Our state went against the Kurds very decisively. In addition to not letting the Kurds give Kurdish names to their children, the government changed the Kurdish names of the villages, the towns, the mountains . . .
Since the 1920s and on, speaking Kurdish in public was banned (the government of the 12 September coup renewed this ban in 1983) . . .
Our state even said there are no Kurds, but only Turks, for years and years. It denied the Kurdish language, culture. In short, Kurdish identity as a whole. It arrested both the people who said there are Kurds and who said there is a Kurdistan, just because they said so.
(Furthermore, the state treated such people as "terrorists" by the Anti-Terror Law of 1990)
In short, in this country:
Kurdish has been banned.
Kurdish radio has been banned.
Kurdish television has been banned.
Kurdish publications have been banned.
Even today these restrictions are partially being implemented. Even though the laws seem to allow several things [for the Kurds], in practice there are no such things.

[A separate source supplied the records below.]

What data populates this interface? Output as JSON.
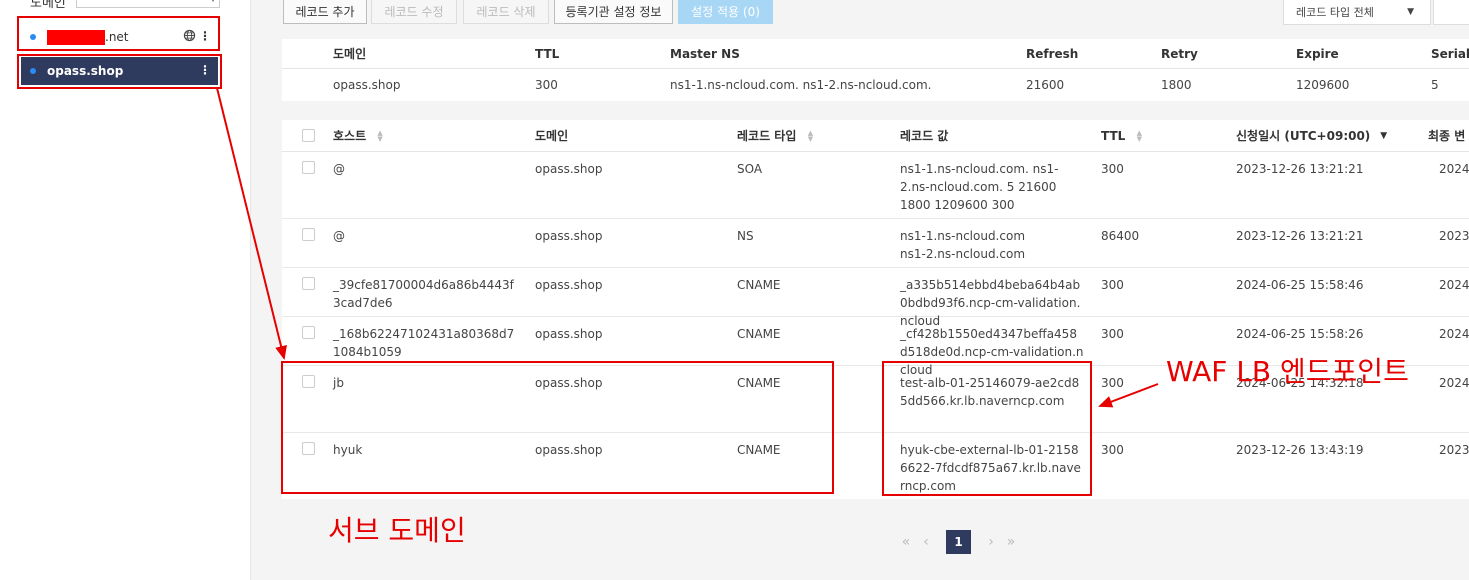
{
  "sidebar": {
    "label": "도메인",
    "zones": [
      {
        "name": ".net",
        "redacted": true
      },
      {
        "name": "opass.shop",
        "active": true
      }
    ]
  },
  "toolbar": {
    "add": "레코드 추가",
    "edit": "레코드 수정",
    "delete": "레코드 삭제",
    "registrar": "등록기관 설정 정보",
    "apply": "설정 적용 (0)",
    "type_filter": "레코드 타입 전체"
  },
  "soa": {
    "headers": [
      "도메인",
      "TTL",
      "Master NS",
      "Refresh",
      "Retry",
      "Expire",
      "Serial"
    ],
    "row": [
      "opass.shop",
      "300",
      "ns1-1.ns-ncloud.com. ns1-2.ns-ncloud.com.",
      "21600",
      "1800",
      "1209600",
      "5"
    ]
  },
  "records": {
    "headers": {
      "host": "호스트",
      "domain": "도메인",
      "type": "레코드 타입",
      "value": "레코드 값",
      "ttl": "TTL",
      "date": "신청일시 (UTC+09:00)",
      "last": "최종 변"
    },
    "rows": [
      {
        "host": "@",
        "domain": "opass.shop",
        "type": "SOA",
        "value": "ns1-1.ns-ncloud.com. ns1-2.ns-ncloud.com. 5 21600 1800 1209600 300",
        "ttl": "300",
        "date": "2023-12-26 13:21:21",
        "last": "2024-"
      },
      {
        "host": "@",
        "domain": "opass.shop",
        "type": "NS",
        "value": "ns1-1.ns-ncloud.com ns1-2.ns-ncloud.com",
        "ttl": "86400",
        "date": "2023-12-26 13:21:21",
        "last": "2023-"
      },
      {
        "host": "_39cfe81700004d6a86b4443f3cad7de6",
        "domain": "opass.shop",
        "type": "CNAME",
        "value": "_a335b514ebbd4beba64b4ab0bdbd93f6.ncp-cm-validation.ncloud",
        "ttl": "300",
        "date": "2024-06-25 15:58:46",
        "last": "2024-"
      },
      {
        "host": "_168b62247102431a80368d71084b1059",
        "domain": "opass.shop",
        "type": "CNAME",
        "value": "_cf428b1550ed4347beffa458d518de0d.ncp-cm-validation.ncloud",
        "ttl": "300",
        "date": "2024-06-25 15:58:26",
        "last": "2024-"
      },
      {
        "host": "jb",
        "domain": "opass.shop",
        "type": "CNAME",
        "value": "test-alb-01-25146079-ae2cd85dd566.kr.lb.naverncp.com",
        "ttl": "300",
        "date": "2024-06-25 14:32:18",
        "last": "2024-"
      },
      {
        "host": "hyuk",
        "domain": "opass.shop",
        "type": "CNAME",
        "value": "hyuk-cbe-external-lb-01-21586622-7fdcdf875a67.kr.lb.naverncp.com",
        "ttl": "300",
        "date": "2023-12-26 13:43:19",
        "last": "2023-"
      }
    ]
  },
  "pagination": {
    "current": "1"
  },
  "annotations": {
    "subdomain": "서브 도메인",
    "waf": "WAF LB 엔드포인트",
    "color": "#e60000"
  }
}
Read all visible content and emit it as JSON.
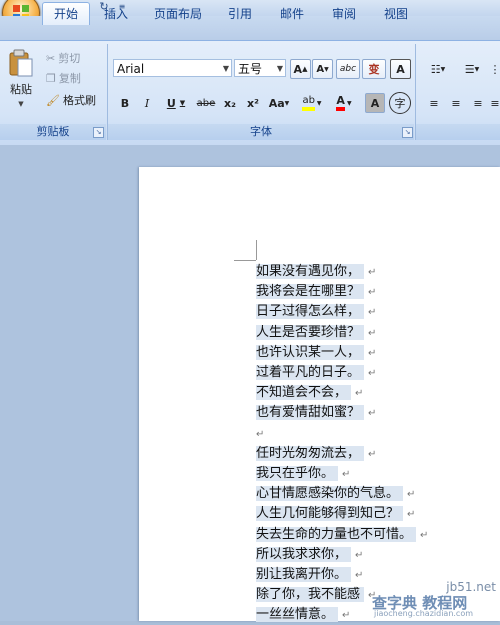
{
  "tabs": [
    {
      "label": "开始"
    },
    {
      "label": "插入"
    },
    {
      "label": "页面布局"
    },
    {
      "label": "引用"
    },
    {
      "label": "邮件"
    },
    {
      "label": "审阅"
    },
    {
      "label": "视图"
    }
  ],
  "clipboard": {
    "paste_label": "粘贴",
    "cut_label": "剪切",
    "copy_label": "复制",
    "format_painter_label": "格式刷",
    "group_label": "剪贴板"
  },
  "font": {
    "font_name": "Arial",
    "font_size": "五号",
    "grow_label": "A",
    "shrink_label": "A",
    "phonetic_label": "abc",
    "char_border_label": "A",
    "wen_label": "变",
    "bold": "B",
    "italic": "I",
    "underline": "U",
    "strike": "abe",
    "subscript": "x₂",
    "superscript": "x²",
    "change_case": "Aa",
    "highlight": "ab",
    "font_color": "A",
    "char_shading": "A",
    "enclose_char": "字",
    "group_label": "字体"
  },
  "document": {
    "lines": [
      "如果没有遇见你，",
      "我将会是在哪里？",
      "日子过得怎么样，",
      "人生是否要珍惜？",
      "也许认识某一人，",
      "过着平凡的日子。",
      "不知道会不会，",
      "也有爱情甜如蜜？",
      "",
      "任时光匆匆流去，",
      "我只在乎你。",
      "心甘情愿感染你的气息。",
      "人生几何能够得到知己？",
      "失去生命的力量也不可惜。",
      "所以我求求你，",
      "别让我离开你。",
      "除了你，我不能感",
      "一丝丝情意。"
    ],
    "paragraph_mark": "↵"
  },
  "watermark": {
    "site": "jb51.net",
    "text": "查字典 教程网",
    "small": "jiaocheng.chazidian.com"
  },
  "colors": {
    "highlight": "#ffff00",
    "font_color": "#ff0000",
    "selection": "#dbe5f1"
  }
}
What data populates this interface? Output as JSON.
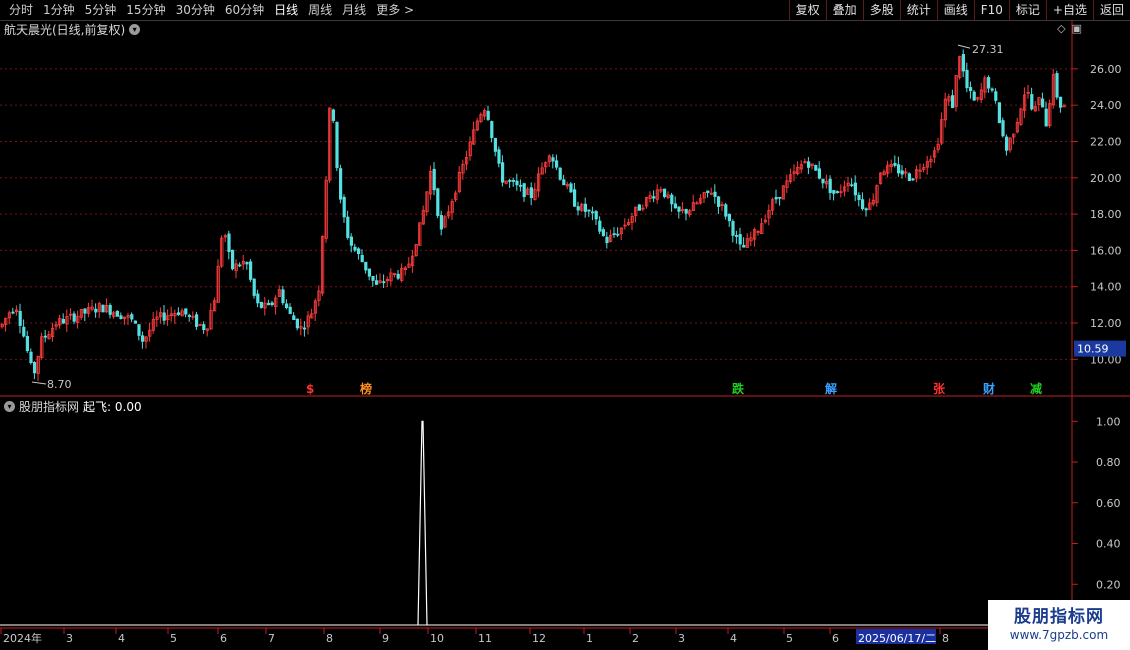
{
  "toolbar": {
    "periods": [
      "分时",
      "1分钟",
      "5分钟",
      "15分钟",
      "30分钟",
      "60分钟",
      "日线",
      "周线",
      "月线",
      "更多 >"
    ],
    "active_period": "日线",
    "tools": [
      "复权",
      "叠加",
      "多股",
      "统计",
      "画线",
      "F10",
      "标记",
      "+自选",
      "返回"
    ]
  },
  "main_chart": {
    "title": "航天晨光(日线,前复权)",
    "icons": [
      "diamond-icon",
      "split-icon"
    ],
    "price_axis": [
      "26.00",
      "24.00",
      "22.00",
      "20.00",
      "18.00",
      "16.00",
      "14.00",
      "12.00",
      "10.00"
    ],
    "price_range": [
      8.2,
      27.7
    ],
    "current_price": "10.59",
    "high_label": "27.31",
    "low_label": "8.70",
    "up_color": "#ff3c3c",
    "down_color": "#54e0e0",
    "event_markers": [
      {
        "label": "$",
        "color": "#ff3030"
      },
      {
        "label": "榜",
        "color": "#ff9020"
      },
      {
        "label": "跌",
        "color": "#20d020"
      },
      {
        "label": "解",
        "color": "#3aa0ff"
      },
      {
        "label": "张",
        "color": "#ff3030"
      },
      {
        "label": "财",
        "color": "#3aa0ff"
      },
      {
        "label": "减",
        "color": "#20d020"
      }
    ]
  },
  "sub_chart": {
    "title": "股朋指标网",
    "indicator": "起飞: 0.00",
    "axis": [
      "1.00",
      "0.80",
      "0.60",
      "0.40",
      "0.20"
    ]
  },
  "time_axis": [
    "2024年",
    "3",
    "4",
    "5",
    "6",
    "7",
    "8",
    "9",
    "10",
    "11",
    "12",
    "1",
    "2",
    "3",
    "4",
    "5",
    "6",
    "2025/06/17/二",
    "8"
  ],
  "watermark": {
    "title": "股朋指标网",
    "url": "www.7gpzb.com"
  },
  "chart_data": {
    "type": "candlestick",
    "anchors": [
      [
        0,
        11.8
      ],
      [
        8,
        12.6
      ],
      [
        15,
        13.0
      ],
      [
        24,
        11.0
      ],
      [
        32,
        9.0
      ],
      [
        40,
        11.0
      ],
      [
        55,
        12.0
      ],
      [
        70,
        12.3
      ],
      [
        85,
        12.6
      ],
      [
        100,
        12.9
      ],
      [
        115,
        12.6
      ],
      [
        130,
        12.2
      ],
      [
        142,
        11.0
      ],
      [
        155,
        12.2
      ],
      [
        168,
        12.5
      ],
      [
        180,
        12.7
      ],
      [
        195,
        12.0
      ],
      [
        205,
        11.7
      ],
      [
        214,
        13.5
      ],
      [
        222,
        17.5
      ],
      [
        230,
        15.0
      ],
      [
        245,
        15.4
      ],
      [
        255,
        13.0
      ],
      [
        268,
        12.8
      ],
      [
        278,
        13.8
      ],
      [
        288,
        12.5
      ],
      [
        300,
        11.7
      ],
      [
        310,
        12.5
      ],
      [
        318,
        14.0
      ],
      [
        325,
        20.0
      ],
      [
        330,
        25.0
      ],
      [
        338,
        19.0
      ],
      [
        348,
        16.5
      ],
      [
        360,
        15.5
      ],
      [
        375,
        14.0
      ],
      [
        390,
        14.6
      ],
      [
        405,
        14.8
      ],
      [
        420,
        17.5
      ],
      [
        430,
        20.5
      ],
      [
        440,
        17.0
      ],
      [
        455,
        19.5
      ],
      [
        470,
        22.0
      ],
      [
        478,
        23.5
      ],
      [
        485,
        24.0
      ],
      [
        492,
        22.0
      ],
      [
        500,
        20.0
      ],
      [
        515,
        19.5
      ],
      [
        530,
        19.0
      ],
      [
        548,
        21.5
      ],
      [
        560,
        20.0
      ],
      [
        575,
        18.5
      ],
      [
        590,
        18.0
      ],
      [
        605,
        16.5
      ],
      [
        620,
        17.2
      ],
      [
        640,
        18.5
      ],
      [
        660,
        19.5
      ],
      [
        675,
        18.0
      ],
      [
        690,
        18.3
      ],
      [
        710,
        19.3
      ],
      [
        725,
        18.0
      ],
      [
        740,
        16.0
      ],
      [
        755,
        17.0
      ],
      [
        770,
        18.5
      ],
      [
        790,
        20.0
      ],
      [
        805,
        21.0
      ],
      [
        820,
        20.0
      ],
      [
        835,
        19.0
      ],
      [
        848,
        20.0
      ],
      [
        860,
        18.5
      ],
      [
        870,
        18.5
      ],
      [
        880,
        20.5
      ],
      [
        895,
        20.5
      ],
      [
        910,
        20.0
      ],
      [
        925,
        21.0
      ],
      [
        935,
        21.5
      ],
      [
        945,
        24.5
      ],
      [
        952,
        24.0
      ],
      [
        958,
        27.0
      ],
      [
        965,
        25.0
      ],
      [
        975,
        24.0
      ],
      [
        985,
        25.5
      ],
      [
        995,
        24.0
      ],
      [
        1005,
        21.5
      ],
      [
        1015,
        23.0
      ],
      [
        1025,
        25.0
      ],
      [
        1032,
        23.5
      ],
      [
        1040,
        24.5
      ],
      [
        1045,
        23.0
      ],
      [
        1052,
        25.5
      ],
      [
        1058,
        24.0
      ],
      [
        1064,
        24.0
      ]
    ],
    "indicator_spike": {
      "x_index": 422,
      "value": 1.0
    },
    "sub_range": [
      0,
      1.08
    ]
  }
}
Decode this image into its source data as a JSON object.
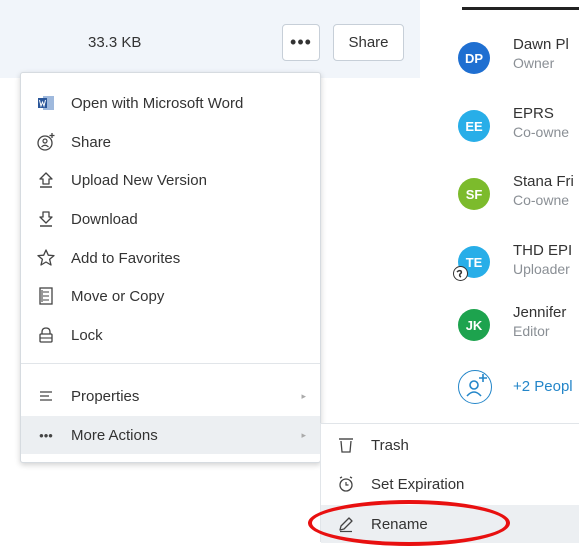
{
  "file_row": {
    "size": "33.3 KB",
    "more_button": "•••",
    "share_button": "Share"
  },
  "collaborators": [
    {
      "initials": "DP",
      "name": "Dawn Pl",
      "role": "Owner",
      "color": "#1f6fd1"
    },
    {
      "initials": "EE",
      "name": "EPRS",
      "role": "Co-owne",
      "color": "#28aee8"
    },
    {
      "initials": "SF",
      "name": "Stana Fri",
      "role": "Co-owne",
      "color": "#7cbb2c"
    },
    {
      "initials": "TE",
      "name": "THD EPI",
      "role": "Uploader",
      "color": "#28aee8"
    },
    {
      "initials": "JK",
      "name": "Jennifer",
      "role": "Editor",
      "color": "#1da34e"
    }
  ],
  "add_people": "+2 Peopl",
  "menu": {
    "items": [
      {
        "label": "Open with Microsoft Word",
        "icon": "word-icon"
      },
      {
        "label": "Share",
        "icon": "share-icon"
      },
      {
        "label": "Upload New Version",
        "icon": "upload-icon"
      },
      {
        "label": "Download",
        "icon": "download-icon"
      },
      {
        "label": "Add to Favorites",
        "icon": "star-icon"
      },
      {
        "label": "Move or Copy",
        "icon": "move-copy-icon"
      },
      {
        "label": "Lock",
        "icon": "lock-icon"
      },
      {
        "label": "Properties",
        "icon": "properties-icon"
      },
      {
        "label": "More Actions",
        "icon": "more-dots-icon"
      }
    ],
    "more_actions_glyph": "•••",
    "submenu_arrow": "▸"
  },
  "submenu": {
    "items": [
      {
        "label": "Trash",
        "icon": "trash-icon"
      },
      {
        "label": "Set Expiration",
        "icon": "clock-icon"
      },
      {
        "label": "Rename",
        "icon": "pencil-icon"
      }
    ]
  },
  "colors": {
    "accent": "#2486c9",
    "highlight_oval": "#e81010",
    "row_background": "#f1f5fa"
  }
}
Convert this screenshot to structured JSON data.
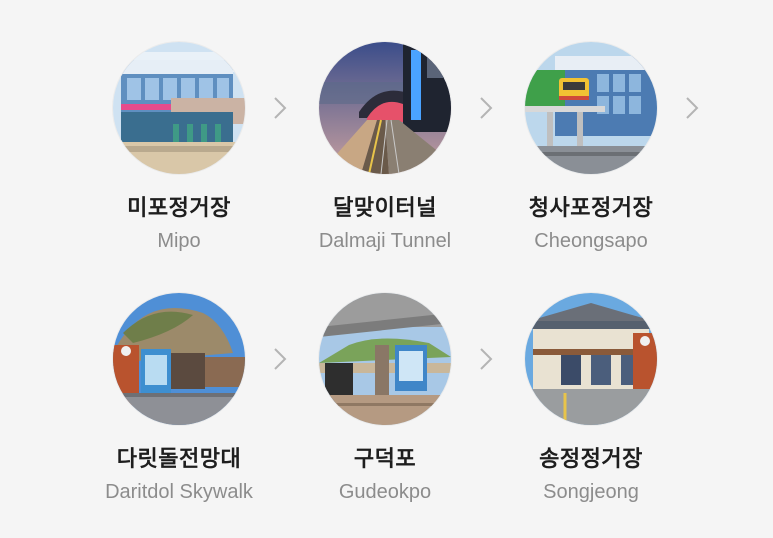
{
  "stops": [
    {
      "name_ko": "미포정거장",
      "name_en": "Mipo"
    },
    {
      "name_ko": "달맞이터널",
      "name_en": "Dalmaji Tunnel"
    },
    {
      "name_ko": "청사포정거장",
      "name_en": "Cheongsapo"
    },
    {
      "name_ko": "다릿돌전망대",
      "name_en": "Daritdol Skywalk"
    },
    {
      "name_ko": "구덕포",
      "name_en": "Gudeokpo"
    },
    {
      "name_ko": "송정정거장",
      "name_en": "Songjeong"
    }
  ],
  "icons": {
    "arrow": "chevron-right-icon"
  },
  "colors": {
    "background": "#f5f5f5",
    "title": "#1e1e1e",
    "subtitle": "#8c8c8c",
    "arrow": "#b4b4b4"
  }
}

Now, if we ask Ahmet Türk: Are you assimilated or integrated? I don't know, but Ahmet Türk might also get angry about such a question. "Go away, man," he might say.
But I believe nowadays the most proper person to respond to this question would be Tayyip Erdogan.
Dear Prime Minister, are the Georgians, Circassians--or people like Ahmet Türk, who are Kurds and the sons of Kurds--are they assimilated or integrated?
Your answer might be very interesting.
I agree with your view that assimilation is a crime against humanity. Especially beginning in the 18th and 19th centuries, all nation-states committed such crimes abundantly in the name of nationalism. I don't think there are many exceptions to this view.
Look, a couple of days ago, the new Australian Labor Party prime minister, Kevin Rud, went to the podium in parliament and apologized to the indigenous citizens, the Aborigines.
Why? Because Australia implemented a brutal assimilation policy against the Aborigines for a century. It was so brutal that the Aborigine children were forcibly separated from their families and exposed to an education policy that denied their roots.
Yes, Mr. Prime Minister. I agree with you, assimilation is a crime against humanity . . .
Now I'm asking you: Are the Kurds assimilated or integrated? In fact, I'm curious about your answer.